Human Rights Commission clarifies medical documentation needed for disability-related accommodation requests 

publication 

February 2017

Employment and Labour Bulletin

On February 1, 2017, the Ontario Human Rights Commission released a policy statement that seeks to clarify the type and scope of the medical information that employees need to provide to their employers to support disability-related requests for accommodation.

The policy statement clarifies that employees will generally be expected to produce medical documentation that includes:

  • confirmation that the person has a disability;
  • the limitations or needs associated with the disability;
  • whether the person can perform the essential duties or requirements of the job with or without accommodation;
  • the type of accommodation(s) that may be needed to allow the person to fulfill the essential duties or requirements of the job; and
  • regular updates about when the person expects to come back to work, if they are on leave.

The Commission confirmed that overbroad requests for private medical information – such as diagnostic information – undermine the dignity and privacy of employees with disabilities.

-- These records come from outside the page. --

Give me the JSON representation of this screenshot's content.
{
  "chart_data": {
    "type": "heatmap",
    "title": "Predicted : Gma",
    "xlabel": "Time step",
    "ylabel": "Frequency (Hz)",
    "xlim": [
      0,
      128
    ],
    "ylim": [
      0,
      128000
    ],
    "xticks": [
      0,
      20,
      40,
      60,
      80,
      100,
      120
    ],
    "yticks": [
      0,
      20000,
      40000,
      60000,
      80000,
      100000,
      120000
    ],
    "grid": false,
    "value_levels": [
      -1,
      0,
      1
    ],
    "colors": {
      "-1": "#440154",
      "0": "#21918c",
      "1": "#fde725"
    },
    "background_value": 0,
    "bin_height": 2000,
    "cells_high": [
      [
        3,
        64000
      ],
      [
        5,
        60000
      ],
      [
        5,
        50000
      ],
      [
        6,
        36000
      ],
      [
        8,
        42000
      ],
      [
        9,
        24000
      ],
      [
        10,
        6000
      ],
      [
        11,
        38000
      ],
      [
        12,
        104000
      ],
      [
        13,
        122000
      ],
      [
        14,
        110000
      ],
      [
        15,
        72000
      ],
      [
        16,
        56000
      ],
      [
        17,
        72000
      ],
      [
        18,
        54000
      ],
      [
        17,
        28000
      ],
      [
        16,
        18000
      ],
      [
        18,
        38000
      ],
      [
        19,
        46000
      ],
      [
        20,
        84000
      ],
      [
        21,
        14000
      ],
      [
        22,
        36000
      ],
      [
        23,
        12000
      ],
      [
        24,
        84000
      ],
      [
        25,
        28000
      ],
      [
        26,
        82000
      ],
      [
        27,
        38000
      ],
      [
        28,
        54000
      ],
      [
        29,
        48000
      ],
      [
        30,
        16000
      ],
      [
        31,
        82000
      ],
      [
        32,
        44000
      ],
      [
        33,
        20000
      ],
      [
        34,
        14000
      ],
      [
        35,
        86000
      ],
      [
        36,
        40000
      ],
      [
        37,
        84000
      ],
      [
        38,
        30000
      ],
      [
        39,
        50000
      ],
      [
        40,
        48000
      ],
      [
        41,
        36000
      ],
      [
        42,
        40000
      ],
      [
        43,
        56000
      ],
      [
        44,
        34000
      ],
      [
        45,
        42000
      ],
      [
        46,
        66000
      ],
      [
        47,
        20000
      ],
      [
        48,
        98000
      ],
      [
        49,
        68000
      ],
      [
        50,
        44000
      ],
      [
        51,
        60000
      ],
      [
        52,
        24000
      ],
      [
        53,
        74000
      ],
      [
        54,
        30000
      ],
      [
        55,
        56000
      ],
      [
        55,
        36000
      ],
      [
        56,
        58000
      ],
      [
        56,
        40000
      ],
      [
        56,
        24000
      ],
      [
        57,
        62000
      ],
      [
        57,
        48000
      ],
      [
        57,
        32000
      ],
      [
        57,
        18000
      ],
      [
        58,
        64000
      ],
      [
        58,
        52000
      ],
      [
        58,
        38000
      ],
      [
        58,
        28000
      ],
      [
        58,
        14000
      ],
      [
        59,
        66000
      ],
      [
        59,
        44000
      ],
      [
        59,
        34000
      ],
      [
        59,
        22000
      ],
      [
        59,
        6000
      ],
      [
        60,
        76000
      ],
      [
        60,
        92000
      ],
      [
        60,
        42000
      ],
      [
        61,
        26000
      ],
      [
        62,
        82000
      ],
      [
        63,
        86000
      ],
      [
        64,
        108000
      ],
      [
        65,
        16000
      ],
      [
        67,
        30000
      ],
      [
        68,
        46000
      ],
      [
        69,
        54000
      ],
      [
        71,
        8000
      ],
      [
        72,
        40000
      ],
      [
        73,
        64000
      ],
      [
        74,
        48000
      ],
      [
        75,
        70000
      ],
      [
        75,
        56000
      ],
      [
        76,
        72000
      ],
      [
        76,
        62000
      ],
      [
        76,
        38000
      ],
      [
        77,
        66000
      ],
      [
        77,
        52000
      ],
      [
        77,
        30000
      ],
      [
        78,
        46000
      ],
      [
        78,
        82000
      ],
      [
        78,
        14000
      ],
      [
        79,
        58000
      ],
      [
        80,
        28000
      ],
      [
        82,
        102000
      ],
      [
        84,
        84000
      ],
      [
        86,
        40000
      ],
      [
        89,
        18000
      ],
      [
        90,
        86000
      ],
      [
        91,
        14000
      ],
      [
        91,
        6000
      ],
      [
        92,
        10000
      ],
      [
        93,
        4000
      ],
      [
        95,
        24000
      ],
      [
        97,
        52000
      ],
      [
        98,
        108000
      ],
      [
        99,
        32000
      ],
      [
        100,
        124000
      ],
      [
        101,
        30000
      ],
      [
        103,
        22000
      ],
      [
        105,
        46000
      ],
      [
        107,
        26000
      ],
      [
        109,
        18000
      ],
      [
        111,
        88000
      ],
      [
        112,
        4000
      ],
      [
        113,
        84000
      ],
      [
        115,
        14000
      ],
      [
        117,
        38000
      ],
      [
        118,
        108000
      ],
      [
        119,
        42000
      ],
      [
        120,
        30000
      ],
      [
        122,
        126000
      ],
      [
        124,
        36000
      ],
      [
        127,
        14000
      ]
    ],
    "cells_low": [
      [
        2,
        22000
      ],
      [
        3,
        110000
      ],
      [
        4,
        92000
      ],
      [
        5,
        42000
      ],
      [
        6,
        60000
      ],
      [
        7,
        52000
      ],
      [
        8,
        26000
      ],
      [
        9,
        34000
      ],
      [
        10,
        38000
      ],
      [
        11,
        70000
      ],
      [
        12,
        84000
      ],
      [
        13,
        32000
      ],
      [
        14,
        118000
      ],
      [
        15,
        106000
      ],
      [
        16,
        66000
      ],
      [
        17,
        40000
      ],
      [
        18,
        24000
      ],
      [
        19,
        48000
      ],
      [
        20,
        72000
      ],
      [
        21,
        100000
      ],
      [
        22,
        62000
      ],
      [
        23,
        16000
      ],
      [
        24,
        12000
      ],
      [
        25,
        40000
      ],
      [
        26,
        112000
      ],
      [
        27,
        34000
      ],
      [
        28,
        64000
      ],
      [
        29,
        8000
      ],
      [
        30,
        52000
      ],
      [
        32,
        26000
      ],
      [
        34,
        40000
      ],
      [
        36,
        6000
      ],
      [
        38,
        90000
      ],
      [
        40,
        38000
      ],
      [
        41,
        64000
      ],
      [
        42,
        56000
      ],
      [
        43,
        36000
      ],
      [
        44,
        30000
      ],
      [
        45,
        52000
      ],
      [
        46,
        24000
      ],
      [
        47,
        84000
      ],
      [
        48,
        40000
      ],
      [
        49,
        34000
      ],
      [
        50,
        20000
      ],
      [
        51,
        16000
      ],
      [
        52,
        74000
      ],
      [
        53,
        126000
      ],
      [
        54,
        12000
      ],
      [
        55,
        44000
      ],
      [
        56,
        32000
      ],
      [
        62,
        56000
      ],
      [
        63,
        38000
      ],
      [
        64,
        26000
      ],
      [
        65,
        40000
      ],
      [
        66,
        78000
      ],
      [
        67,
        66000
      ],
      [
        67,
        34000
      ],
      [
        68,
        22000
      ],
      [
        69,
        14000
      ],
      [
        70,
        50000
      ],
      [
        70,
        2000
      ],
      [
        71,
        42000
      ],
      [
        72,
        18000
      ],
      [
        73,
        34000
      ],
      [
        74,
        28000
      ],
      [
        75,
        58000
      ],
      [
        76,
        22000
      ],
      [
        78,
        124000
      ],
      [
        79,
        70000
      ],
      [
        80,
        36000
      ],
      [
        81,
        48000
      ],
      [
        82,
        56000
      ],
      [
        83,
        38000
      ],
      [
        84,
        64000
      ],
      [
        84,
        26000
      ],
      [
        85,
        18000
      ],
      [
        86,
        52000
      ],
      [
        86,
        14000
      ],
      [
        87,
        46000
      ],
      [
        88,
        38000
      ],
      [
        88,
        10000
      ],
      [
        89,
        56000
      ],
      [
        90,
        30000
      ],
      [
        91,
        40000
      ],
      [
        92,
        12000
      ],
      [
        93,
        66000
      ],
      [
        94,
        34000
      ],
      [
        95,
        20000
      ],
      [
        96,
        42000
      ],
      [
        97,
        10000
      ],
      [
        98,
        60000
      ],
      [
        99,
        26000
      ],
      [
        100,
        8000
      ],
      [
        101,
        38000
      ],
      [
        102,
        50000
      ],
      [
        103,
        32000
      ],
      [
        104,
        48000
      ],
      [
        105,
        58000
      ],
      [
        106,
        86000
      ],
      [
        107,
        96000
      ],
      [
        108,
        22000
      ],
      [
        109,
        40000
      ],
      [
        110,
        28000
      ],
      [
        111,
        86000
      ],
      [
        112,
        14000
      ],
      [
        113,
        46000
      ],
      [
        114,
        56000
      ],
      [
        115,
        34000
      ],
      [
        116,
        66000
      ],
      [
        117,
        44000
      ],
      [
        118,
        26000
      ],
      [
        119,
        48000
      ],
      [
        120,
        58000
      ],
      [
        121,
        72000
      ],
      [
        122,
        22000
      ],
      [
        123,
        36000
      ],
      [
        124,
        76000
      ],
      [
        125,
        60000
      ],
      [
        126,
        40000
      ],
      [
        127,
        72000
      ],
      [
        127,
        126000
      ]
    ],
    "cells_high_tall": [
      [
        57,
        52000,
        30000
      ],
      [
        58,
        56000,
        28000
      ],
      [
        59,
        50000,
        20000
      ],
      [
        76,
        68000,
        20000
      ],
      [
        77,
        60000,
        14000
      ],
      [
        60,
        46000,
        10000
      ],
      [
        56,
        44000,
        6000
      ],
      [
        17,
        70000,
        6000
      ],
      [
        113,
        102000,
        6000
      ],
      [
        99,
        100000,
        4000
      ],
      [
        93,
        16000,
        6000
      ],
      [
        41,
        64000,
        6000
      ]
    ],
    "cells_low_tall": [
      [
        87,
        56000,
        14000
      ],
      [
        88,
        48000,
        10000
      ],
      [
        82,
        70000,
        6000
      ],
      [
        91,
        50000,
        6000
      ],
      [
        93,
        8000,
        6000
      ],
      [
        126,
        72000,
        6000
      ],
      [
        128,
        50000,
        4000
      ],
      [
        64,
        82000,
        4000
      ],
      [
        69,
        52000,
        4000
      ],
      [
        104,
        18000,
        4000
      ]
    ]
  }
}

Therefore, where more information about an employee’s disability is needed, the information requested must be the least intrusive of the employee’s privacy while still giving the employer enough information to make an informed decision about the accommodation.

The Commission also confirmed that generally employers do not have the right to know an employee’s confidential medical information, such as the cause of the disability, diagnosis, symptoms or treatment, unless these clearly relate to the accommodation being sought, or the employee’s needs are complex, challenging or unclear and more information is needed.

This policy supplements the Policy on Ableism and Discrimination Based on Disability, which was released by the Commission in September 2016.  That policy replaced the Commission’s 2001 policy on the duty to accommodate and is twice as long, including the case law on disability and accommodation over the past 15 years.

Prudent employers will read the Commission’s new policies and review their internal accommodation policies and practices to ensure that they are in compliance.

by Stefanie Di Francesco

a cautionary note

The foregoing provides only an overview and does not constitute legal advice. Readers are cautioned against making any decisions based on this material alone. Rather, specific legal advice should be obtained.